If faculty members are going to try to weigh in more on financial matters, there are a few steps they might consider taking, experts said.
One is via formal structures for getting involved, like collegewide finance committees or a faculty spot on the board of trustees, said Barringer, of Southern Methodist University. These positions are limited, of course, and effective only if they’re endowed with some power — if administrators take seriously the budget committee’s recommendations, for instance, or if the faculty board representative is elected rather than handpicked by administrators. But they provide a quantifiable form of service and, in theory, a direct line of communication with administrators.
Less formal modes of expertise and advocacy are emerging, too. Barringer encourages scholars to call on their colleagues — scholars like her who study higher-education policy, or who work in accounting or finance — as in-house sources of knowledge. They’re likely to understand institutional context that might not be readily apparent from a more-general crash course, and to have a personal stake in whatever the numbers reveal.

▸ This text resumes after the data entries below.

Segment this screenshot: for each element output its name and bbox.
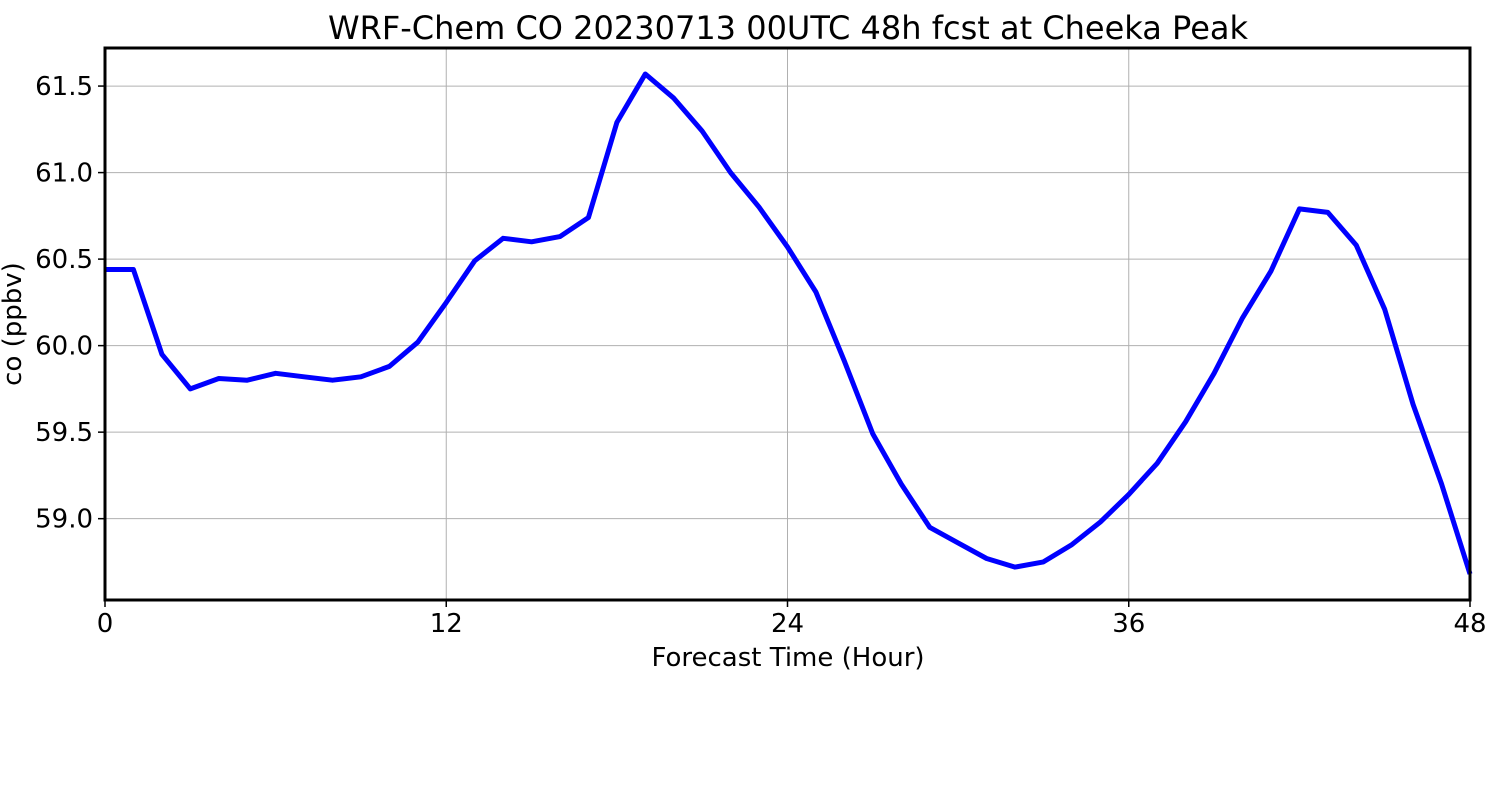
x-tick-label: 48 xyxy=(1453,609,1486,639)
y-tick-label: 61.5 xyxy=(35,72,93,102)
chart-title: WRF-Chem CO 20230713 00UTC 48h fcst at C… xyxy=(328,9,1249,47)
y-tick-label: 61.0 xyxy=(35,159,93,189)
x-tick-label: 0 xyxy=(97,609,114,639)
y-tick-label: 60.0 xyxy=(35,332,93,362)
x-tick-label: 36 xyxy=(1112,609,1145,639)
y-tick-label: 59.0 xyxy=(35,505,93,535)
y-tick-label: 60.5 xyxy=(35,245,93,275)
x-tick-label: 12 xyxy=(430,609,463,639)
grid xyxy=(104,48,1471,600)
series-line xyxy=(105,71,1473,575)
series-layer xyxy=(105,71,1473,575)
x-tick-label: 24 xyxy=(771,609,804,639)
ticks: 0 12 24 36 48 59.0 59.5 60.0 60.5 61.0 61.5 xyxy=(35,72,1486,639)
x-axis-label: Forecast Time (Hour) xyxy=(651,643,924,673)
y-axis-label: co (ppbv) xyxy=(0,262,28,386)
y-tick-label: 59.5 xyxy=(35,418,93,448)
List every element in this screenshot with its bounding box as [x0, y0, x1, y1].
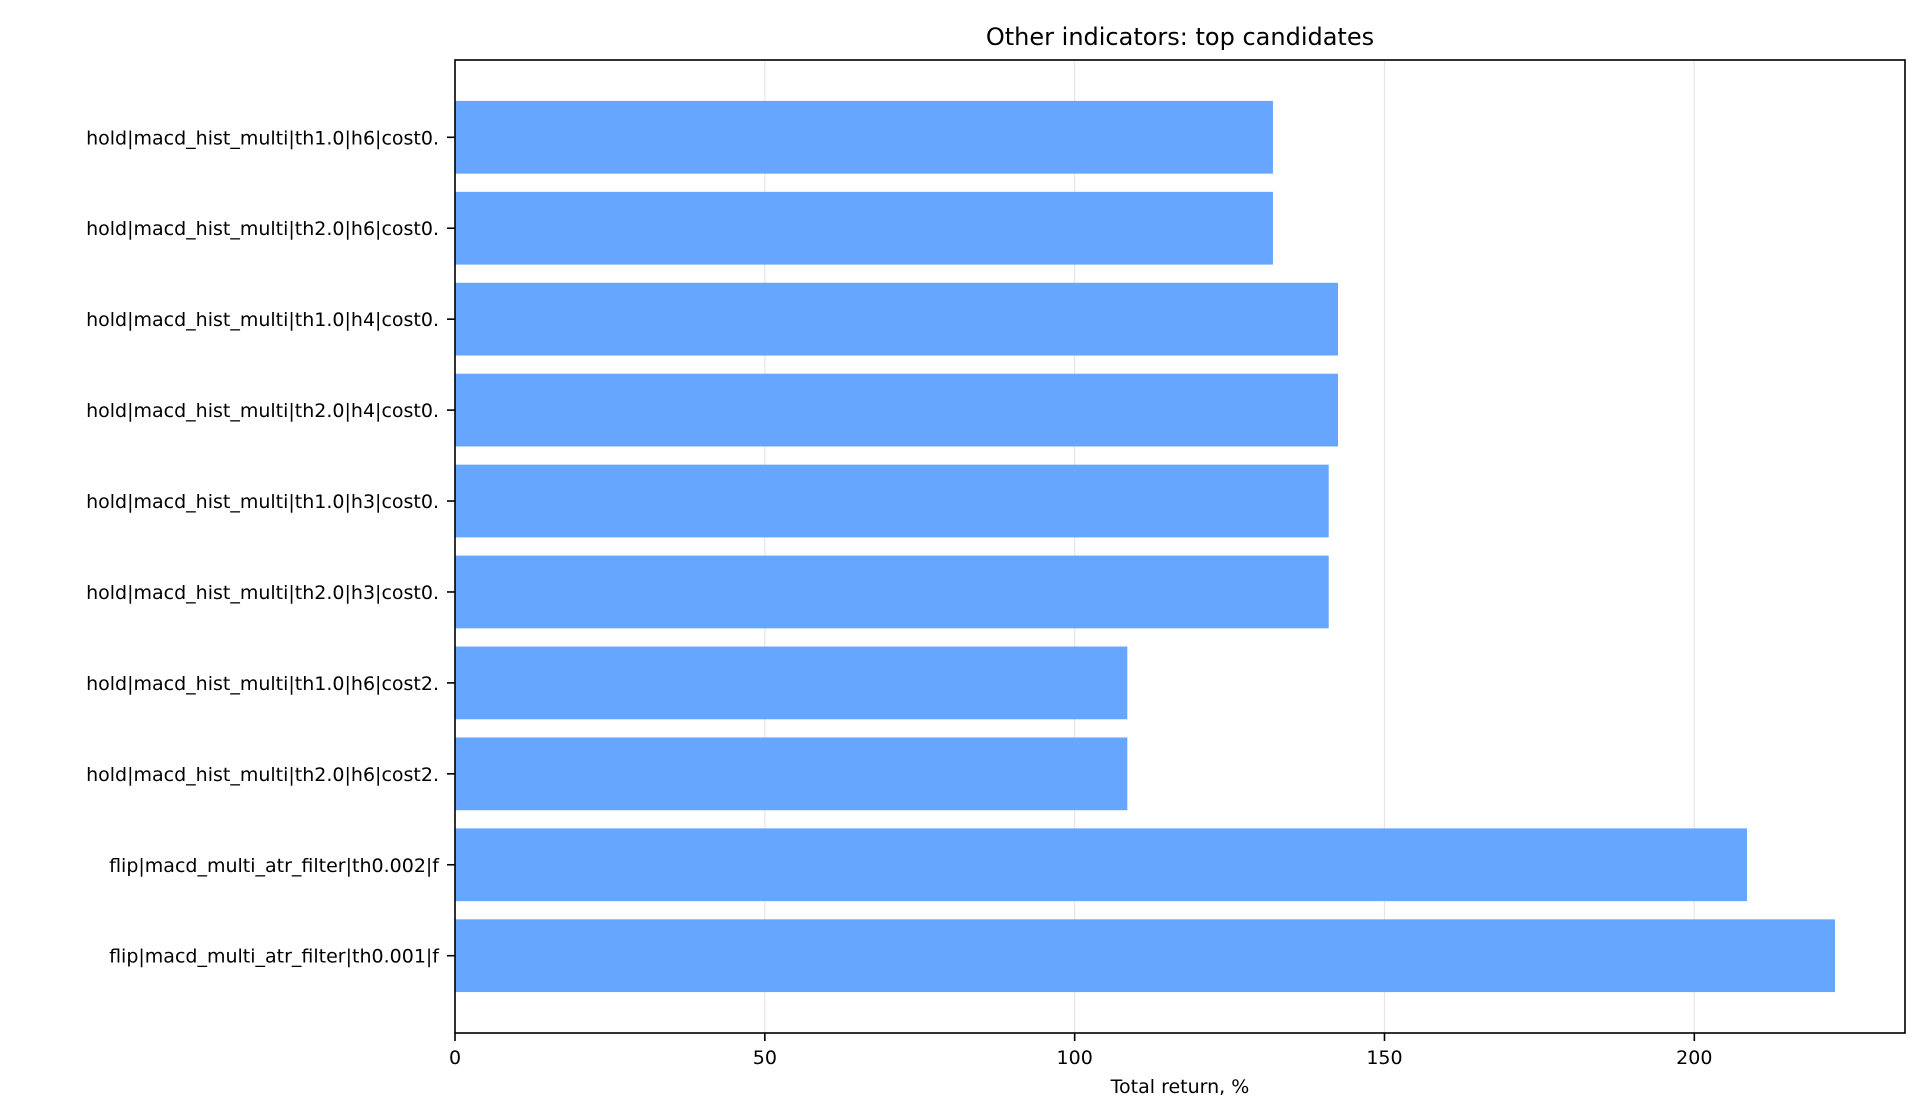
y-tick-label: hold|macd_hist_multi|th1.0|h3|cost0. — [86, 491, 439, 513]
bar — [455, 282, 1339, 356]
y-tick-label: hold|macd_hist_multi|th2.0|h4|cost0. — [86, 400, 439, 422]
y-axis-ticks: hold|macd_hist_multi|th1.0|h6|cost0.hold… — [86, 127, 455, 968]
y-tick-label: flip|macd_multi_atr_filter|th0.002|f — [109, 855, 440, 877]
y-tick-label: hold|macd_hist_multi|th2.0|h3|cost0. — [86, 582, 439, 604]
y-tick-label: hold|macd_hist_multi|th1.0|h4|cost0. — [86, 309, 439, 331]
bar — [455, 191, 1273, 265]
x-tick-label: 150 — [1366, 1047, 1402, 1069]
bar — [455, 555, 1329, 629]
x-tick-label: 50 — [753, 1047, 777, 1069]
chart-title: Other indicators: top candidates — [986, 23, 1374, 51]
y-tick-label: flip|macd_multi_atr_filter|th0.001|f — [109, 946, 440, 968]
bar — [455, 646, 1128, 720]
y-tick-label: hold|macd_hist_multi|th2.0|h6|cost0. — [86, 218, 439, 240]
bar — [455, 737, 1128, 811]
bar — [455, 373, 1339, 447]
bar — [455, 464, 1329, 538]
x-tick-label: 200 — [1676, 1047, 1712, 1069]
x-axis-ticks: 0 50 100 150 200 — [449, 1033, 1712, 1069]
y-tick-label: hold|macd_hist_multi|th1.0|h6|cost2. — [86, 673, 439, 695]
x-tick-label: 0 — [449, 1047, 461, 1069]
y-tick-label: hold|macd_hist_multi|th2.0|h6|cost2. — [86, 764, 439, 786]
y-tick-label: hold|macd_hist_multi|th1.0|h6|cost0. — [86, 127, 439, 149]
plot-frame — [454, 59, 1906, 1034]
bar — [455, 100, 1273, 174]
x-tick-label: 100 — [1057, 1047, 1093, 1069]
x-axis-label: Total return, % — [1110, 1076, 1250, 1098]
bars — [455, 100, 1835, 993]
bar — [455, 919, 1835, 993]
bar — [455, 828, 1747, 902]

Faculty members who do develop financial expertise can share that knowledge with colleagues, even in informal conversations in the hallway or at a faculty meeting. Just as every department has one or two professors known for their mentorship or grant-writing skills, Pardo-Guerra suggested, “we should have something similar for budget models within our institutions, people who understand the admin processes within them, are able to communicate them to colleagues and then to get ideas from them.”

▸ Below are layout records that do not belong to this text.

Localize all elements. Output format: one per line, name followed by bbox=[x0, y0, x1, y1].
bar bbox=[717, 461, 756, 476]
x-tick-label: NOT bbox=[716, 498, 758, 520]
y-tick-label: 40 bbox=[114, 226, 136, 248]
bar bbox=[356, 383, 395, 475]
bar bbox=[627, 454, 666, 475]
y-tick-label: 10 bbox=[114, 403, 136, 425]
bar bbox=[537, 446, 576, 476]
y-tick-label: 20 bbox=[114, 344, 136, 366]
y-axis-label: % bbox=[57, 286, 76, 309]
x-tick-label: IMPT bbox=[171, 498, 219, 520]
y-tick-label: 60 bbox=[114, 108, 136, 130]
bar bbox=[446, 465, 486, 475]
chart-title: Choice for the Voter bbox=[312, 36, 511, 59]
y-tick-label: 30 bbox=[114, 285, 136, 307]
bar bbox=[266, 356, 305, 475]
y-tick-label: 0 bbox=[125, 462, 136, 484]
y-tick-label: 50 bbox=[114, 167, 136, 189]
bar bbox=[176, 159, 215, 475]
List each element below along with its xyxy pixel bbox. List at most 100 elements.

Much of faculty members’ advocacy on budgetary matters is reactive. When an administration announces that it’s eliminating programs or jobs, scholars spring into action; they’re too engrossed in absorbing the crisis of the moment, hoping to reverse or reduce its impact, to consider the bigger-picture implications.
But Cantwell, at Michigan State, said that to have lasting effects, the work must be less reactive and more sustained; ultimately, faculty members with diverging sets of interests need to arrive at a workable consensus among themselves in order to mirror the united front with which administrators often present budget cuts. He and others advocate a more proactive, day-to-day awareness of the college’s fiscal health, which they say would allow for budget discussions to unfold without the urgency and emotional valence they have when cuts are at hand. One way to get there, Riffe, at the University of Cincinnati, suggested, is to start smaller, at the department level. “In the faculty literature, we read time and time again that the department is really the home of the faculty member,” she said. “That might be where folks feel like they have the most chance for making actual change.”
“I don’t know that that many faculty members are sitting in their offices thinking about 990s and bond ratings,” she added. But they are thinking about how to ensure their doctoral advisee has funding for the fall. That more-incremental approach to college finance, she reasoned, feels much more immediate and realistic.
More faculty involvement in institutional finance is not only likely but healthy, said Barringer. But with that involvement, she cautioned, comes responsibility. “If they want to come to the table and have a voice in those decisions about program closures, then that means they may have to close programs, and that may not be something that everyone likes.”